STAR CLUSTER FORMATION AND FEEDBACK

M. Krumholz (University of California, Santa Cruz, Astronomy, Santa Cruz, United States),
M. Bate (Exeter University, Astrophysics, United Kingdom),
H. Arce (Yale University, Astronomy, United States),
J. Dale (Czech Academy of Sciences, Mathematics, Physics, and Earth Sciences, Czech Republic),
R. Gutermuth (University of Massachusetts, Department of Astronomy, United States),
R. Klein (University of California, Berkeley, Astronomy, United States),
Z.-Y. Li (University of Virginia, Astronomy, United States),
F. Nakamura (National Astronomical Observatory of Japan, Japan),
Q. Zhang (Harvard-Smithsonian Center for Astrophysics, United States)

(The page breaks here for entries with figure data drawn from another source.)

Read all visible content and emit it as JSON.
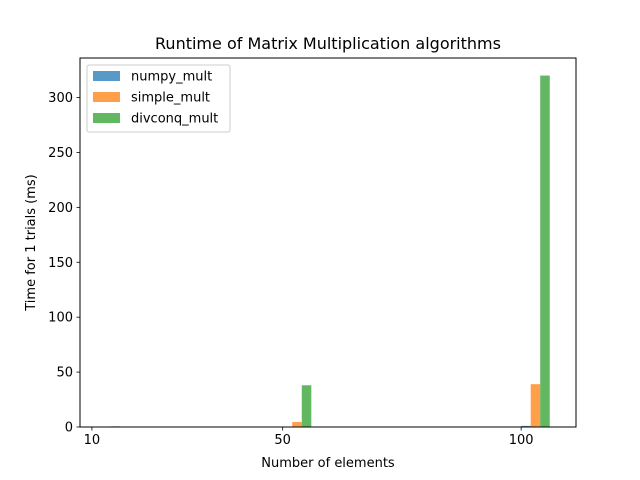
{
  "chart_data": {
    "type": "bar",
    "title": "Runtime of Matrix Multiplication algorithms",
    "xlabel": "Number of elements",
    "ylabel": "Time for 1 trials (ms)",
    "x": [
      10,
      50,
      100
    ],
    "xlim": [
      7.5,
      111.5
    ],
    "ylim": [
      0,
      336
    ],
    "yticks": [
      0,
      50,
      100,
      150,
      200,
      250,
      300
    ],
    "bar_width": 2,
    "grid": false,
    "legend_position": "top-left",
    "series": [
      {
        "name": "numpy_mult",
        "color": "#1f77b4",
        "offset": 1,
        "values": [
          0.05,
          0.4,
          1.0
        ]
      },
      {
        "name": "simple_mult",
        "color": "#ff7f0e",
        "offset": 3,
        "values": [
          0.2,
          4.5,
          39.0
        ]
      },
      {
        "name": "divconq_mult",
        "color": "#2ca02c",
        "offset": 5,
        "values": [
          0.6,
          38.0,
          320.0
        ]
      }
    ]
  }
}
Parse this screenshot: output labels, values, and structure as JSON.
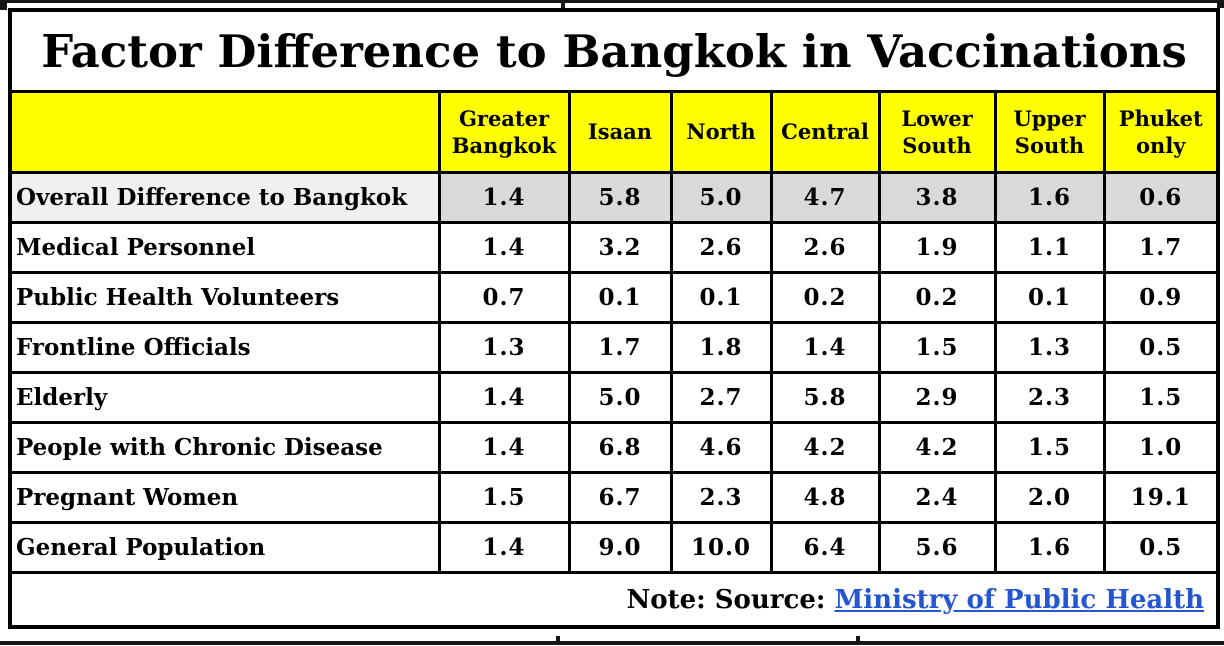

Stars do not generally form in isolation. Instead, they form in clusters, and in these clustered environments newborn stars can have profound effects on one another and on their parent gas clouds. Feedback from clustered stars is almost certainly responsible for a number of otherwise puzzling facts about star formation: that it is an inefficient process that proceeds slowly when averaged over galactic scales; that it produces mostly unbound field stars rather than bound clusters; and that it produces an IMF with a distinct peak in the range 0.1 - 1 Msun, rather than an IMF dominated by brown dwarfs. In this review we summarize current observational constraints and theoretical models for the complex interplay between clustered star formation and feedback.